I can describe. Editing something that was simulated first person perspective supposed to take place in real-time (lens was really wide). POV walks down street, talks with someone, continues walking down street, talks with someone else. Scene is long, like twenty minutes. There have to be lots of incredibly discreet cuts, but shadows, cars parked on curbs, locked bicycle that's there before the cut then isn't after, even people walking by fuck it all up. Lots of the cuts are whip-pans, but in the same way this one is in that you can still see all of the BG stuff so they aren't just very fast / blend it all up (fast whip-pans don't make sense in first-born because it looks like they're snapping their necks). So it's compositing of various elements to make it seem like the new and old are there the whole time. Additionally, the fucking distortion caused by the wide lens made all of this SO much more difficult + though it was on a steady rig, still had to stabilize everything. Some of it was much easier, but there was this one pan up cut from the ground to the next cut that took fucking ages because right behind cam was a big tree and the shadow moved drastically + new dudes up ahead. A TON more difficultly with this flick, but I actually looked forward to doing this shit because I can kind of zone out and put on music.

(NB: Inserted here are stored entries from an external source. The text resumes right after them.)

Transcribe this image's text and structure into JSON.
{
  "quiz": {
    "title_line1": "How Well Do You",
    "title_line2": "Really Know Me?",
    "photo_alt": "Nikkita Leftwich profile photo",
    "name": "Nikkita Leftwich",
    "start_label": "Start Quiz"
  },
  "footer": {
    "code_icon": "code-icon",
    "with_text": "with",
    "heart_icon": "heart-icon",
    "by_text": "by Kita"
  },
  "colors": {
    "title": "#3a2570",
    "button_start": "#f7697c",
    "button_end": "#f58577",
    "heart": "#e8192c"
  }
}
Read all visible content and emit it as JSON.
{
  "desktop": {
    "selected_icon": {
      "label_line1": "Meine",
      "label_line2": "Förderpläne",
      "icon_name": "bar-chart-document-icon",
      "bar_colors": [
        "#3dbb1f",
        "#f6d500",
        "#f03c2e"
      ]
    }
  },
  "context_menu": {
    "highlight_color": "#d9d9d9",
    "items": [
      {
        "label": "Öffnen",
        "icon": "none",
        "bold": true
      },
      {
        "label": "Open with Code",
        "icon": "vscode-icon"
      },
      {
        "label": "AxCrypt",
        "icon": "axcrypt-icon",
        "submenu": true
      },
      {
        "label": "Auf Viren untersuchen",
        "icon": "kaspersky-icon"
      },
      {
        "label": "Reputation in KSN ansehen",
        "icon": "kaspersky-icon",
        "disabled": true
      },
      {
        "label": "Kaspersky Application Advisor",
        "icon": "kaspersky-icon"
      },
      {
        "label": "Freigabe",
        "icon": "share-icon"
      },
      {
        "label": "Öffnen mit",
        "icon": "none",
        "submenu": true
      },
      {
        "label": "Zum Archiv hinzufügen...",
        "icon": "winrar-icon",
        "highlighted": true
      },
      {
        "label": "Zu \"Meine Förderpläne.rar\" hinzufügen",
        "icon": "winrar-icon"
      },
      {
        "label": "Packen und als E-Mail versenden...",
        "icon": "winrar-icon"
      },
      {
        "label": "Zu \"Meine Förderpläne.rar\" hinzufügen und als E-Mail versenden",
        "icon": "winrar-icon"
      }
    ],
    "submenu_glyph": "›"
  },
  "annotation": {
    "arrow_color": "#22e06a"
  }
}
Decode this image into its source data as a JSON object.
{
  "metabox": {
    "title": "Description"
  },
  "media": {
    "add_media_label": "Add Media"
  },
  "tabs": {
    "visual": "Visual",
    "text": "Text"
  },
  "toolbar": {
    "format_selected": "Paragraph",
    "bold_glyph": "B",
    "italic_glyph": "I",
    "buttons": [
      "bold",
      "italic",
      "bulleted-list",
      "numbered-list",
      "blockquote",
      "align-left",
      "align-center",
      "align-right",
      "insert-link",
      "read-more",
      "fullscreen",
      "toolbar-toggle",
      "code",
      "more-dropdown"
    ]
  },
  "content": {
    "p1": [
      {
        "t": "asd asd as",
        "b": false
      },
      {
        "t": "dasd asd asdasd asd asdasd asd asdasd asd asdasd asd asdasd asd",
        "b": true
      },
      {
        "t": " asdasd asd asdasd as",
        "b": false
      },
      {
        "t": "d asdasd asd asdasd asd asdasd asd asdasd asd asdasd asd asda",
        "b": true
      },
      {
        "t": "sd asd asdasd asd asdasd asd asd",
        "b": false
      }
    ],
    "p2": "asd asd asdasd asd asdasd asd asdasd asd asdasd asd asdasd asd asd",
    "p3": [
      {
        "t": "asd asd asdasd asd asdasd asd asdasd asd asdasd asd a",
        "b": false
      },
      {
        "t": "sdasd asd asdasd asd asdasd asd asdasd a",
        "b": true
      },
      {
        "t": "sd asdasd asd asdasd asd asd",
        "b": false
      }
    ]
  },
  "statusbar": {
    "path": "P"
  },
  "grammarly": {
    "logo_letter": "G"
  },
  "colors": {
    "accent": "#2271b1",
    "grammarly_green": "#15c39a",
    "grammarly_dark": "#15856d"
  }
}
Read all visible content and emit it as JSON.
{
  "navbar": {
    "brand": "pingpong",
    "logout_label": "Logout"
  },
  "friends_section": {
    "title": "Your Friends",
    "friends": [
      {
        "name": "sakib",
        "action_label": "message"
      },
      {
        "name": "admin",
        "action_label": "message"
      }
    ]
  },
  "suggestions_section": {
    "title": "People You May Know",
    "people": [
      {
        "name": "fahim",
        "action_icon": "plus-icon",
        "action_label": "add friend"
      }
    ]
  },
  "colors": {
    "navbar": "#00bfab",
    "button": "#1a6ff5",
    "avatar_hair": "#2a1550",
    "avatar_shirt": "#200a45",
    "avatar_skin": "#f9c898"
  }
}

I still have the project files and raw footage, but rebuilding cache (that particular scene had like 40 hours of raw) and screen recording wouldn't be worth it for me, unless other people really wanna see it. Especially as I'm working on something else quite big that's already eating up my cache drive space. I don't have any of the rendered footage.

O! I totally can give you a link to something else I did that used the same technique. The video was just taken down a couple months ago after like five years up for some copyright song bullshit but I'm changing out the track and reuploading it. I'll give you a link and timestamp when it's done. This example is a lot more simple, but also first person and uses the same (albeit in this example much simpler) technique.